Stella placed a hand lightly on her arm. “I’ll come with you. It never hurts to have a little charm on your side.”
Nova gave the smallest nod.
Within moments, they were moving across the courtyard, their presence drawing the attention of the orcs as they approached, conversation shifting as they began to ask questions I couldn’t quite hear from where I stood.
I watched them for a moment before my gaze drifted back to Keegan, then to my dad, the weight of everything settling in again now that the vision had passed.
“I don’t know if I’m doing the right thing,” I said quietly.
Keegan’s brow furrowed slightly. “What do you mean?”
I glanced down at my hands, then back up. “Chasing the stone. Trying to find Gideon. All of this…” I exhaled slowly. “While my mom is sitting in a dungeon.”
Not much was said for a few minutes before my dad stepped closer, his voice steady. “It takes one to get the other.”
I looked at him. “You really believe that? What if I should be getting her out before I try to find the stone? What if I'm doing it in the reverse order?”
Keegan rested his hand on my shoulder, and I reached up and held it with mine.
“The Priestess wants that stone. If you get to it first, you take that advantage away from her. That changes everything. It will be much easier to get your mom back.”
Keegan nodded beside me. “He’s right.”
I swallowed, letting that settle, even as the doubt didn’t fully lift.
“Then why did Gideon leave with it?” I asked, more to myself than either of them. “He told us it was in a safe place. Why didn't he just leave it there?”
Keegan's eyes met mine. “How do you know he didn't?”
I dreaded that question because I hated the answer more. “I can feel it.”
Keegan couldn't hide his surprise. “You can feel the stone.”

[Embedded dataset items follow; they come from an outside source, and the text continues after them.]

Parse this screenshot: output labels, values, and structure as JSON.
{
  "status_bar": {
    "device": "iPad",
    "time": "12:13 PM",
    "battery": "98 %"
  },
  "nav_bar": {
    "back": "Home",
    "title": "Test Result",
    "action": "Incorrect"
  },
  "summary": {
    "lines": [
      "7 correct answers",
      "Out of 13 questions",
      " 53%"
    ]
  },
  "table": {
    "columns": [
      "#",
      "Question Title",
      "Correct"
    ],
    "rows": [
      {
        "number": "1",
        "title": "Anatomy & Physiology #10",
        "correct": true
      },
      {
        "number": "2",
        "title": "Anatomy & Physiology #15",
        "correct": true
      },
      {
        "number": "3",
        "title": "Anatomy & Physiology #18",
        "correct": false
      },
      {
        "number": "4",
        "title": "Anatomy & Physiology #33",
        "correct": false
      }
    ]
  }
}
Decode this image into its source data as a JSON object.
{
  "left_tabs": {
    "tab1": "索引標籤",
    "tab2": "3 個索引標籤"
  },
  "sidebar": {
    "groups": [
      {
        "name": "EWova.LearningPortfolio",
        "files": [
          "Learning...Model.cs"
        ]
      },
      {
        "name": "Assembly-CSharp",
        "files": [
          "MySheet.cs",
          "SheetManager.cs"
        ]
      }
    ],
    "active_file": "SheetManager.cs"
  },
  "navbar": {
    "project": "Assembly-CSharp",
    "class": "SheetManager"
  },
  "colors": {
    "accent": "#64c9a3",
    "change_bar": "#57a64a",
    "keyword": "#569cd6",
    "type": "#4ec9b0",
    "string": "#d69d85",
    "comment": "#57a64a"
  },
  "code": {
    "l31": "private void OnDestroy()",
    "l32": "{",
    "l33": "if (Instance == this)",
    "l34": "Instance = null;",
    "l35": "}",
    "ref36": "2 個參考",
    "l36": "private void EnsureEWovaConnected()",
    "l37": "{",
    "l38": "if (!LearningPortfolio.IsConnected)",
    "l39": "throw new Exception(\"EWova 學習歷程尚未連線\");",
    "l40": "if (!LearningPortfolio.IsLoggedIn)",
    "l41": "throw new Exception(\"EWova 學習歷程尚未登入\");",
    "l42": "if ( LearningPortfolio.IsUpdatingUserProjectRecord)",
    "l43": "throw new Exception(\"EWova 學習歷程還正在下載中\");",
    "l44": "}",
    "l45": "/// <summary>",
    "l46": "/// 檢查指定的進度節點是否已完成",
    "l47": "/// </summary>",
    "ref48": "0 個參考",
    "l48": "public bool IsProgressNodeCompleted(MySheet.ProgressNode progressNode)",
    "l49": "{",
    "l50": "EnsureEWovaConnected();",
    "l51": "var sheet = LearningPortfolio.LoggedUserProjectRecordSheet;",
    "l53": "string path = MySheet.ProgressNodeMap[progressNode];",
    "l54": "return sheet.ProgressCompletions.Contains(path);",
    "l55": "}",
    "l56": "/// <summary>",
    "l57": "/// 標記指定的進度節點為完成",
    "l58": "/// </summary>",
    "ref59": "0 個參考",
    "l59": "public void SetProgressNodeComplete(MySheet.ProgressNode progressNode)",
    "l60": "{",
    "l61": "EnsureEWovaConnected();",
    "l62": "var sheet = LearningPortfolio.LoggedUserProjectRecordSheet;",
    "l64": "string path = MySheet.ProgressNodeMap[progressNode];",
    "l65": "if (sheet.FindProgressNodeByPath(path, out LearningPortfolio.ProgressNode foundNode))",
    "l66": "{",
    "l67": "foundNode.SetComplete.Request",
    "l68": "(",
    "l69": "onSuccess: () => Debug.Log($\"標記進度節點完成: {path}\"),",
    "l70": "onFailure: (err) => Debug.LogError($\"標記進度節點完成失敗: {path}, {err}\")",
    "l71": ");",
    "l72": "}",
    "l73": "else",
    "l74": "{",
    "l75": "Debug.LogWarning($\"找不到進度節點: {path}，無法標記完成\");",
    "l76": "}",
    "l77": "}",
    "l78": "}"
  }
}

It was more of a statement than a question, but I nodded.
Neither of them answered right away.
Keegan didn’t push, but I could tell he was thinking it through, piecing things together the way he always did.
I looked back toward Nova and Stella, still speaking with the orcs, and then out beyond them, toward the edge of the trees where the world shifted into something less certain.
Gideon hadn’t run.
He’d moved with purpose.
And whether I liked it or not, I had a feeling that purpose was tied to all of us, but maybe most of all, to me.
I just wasn’t sure yet if it was going to save us… or make everything worse.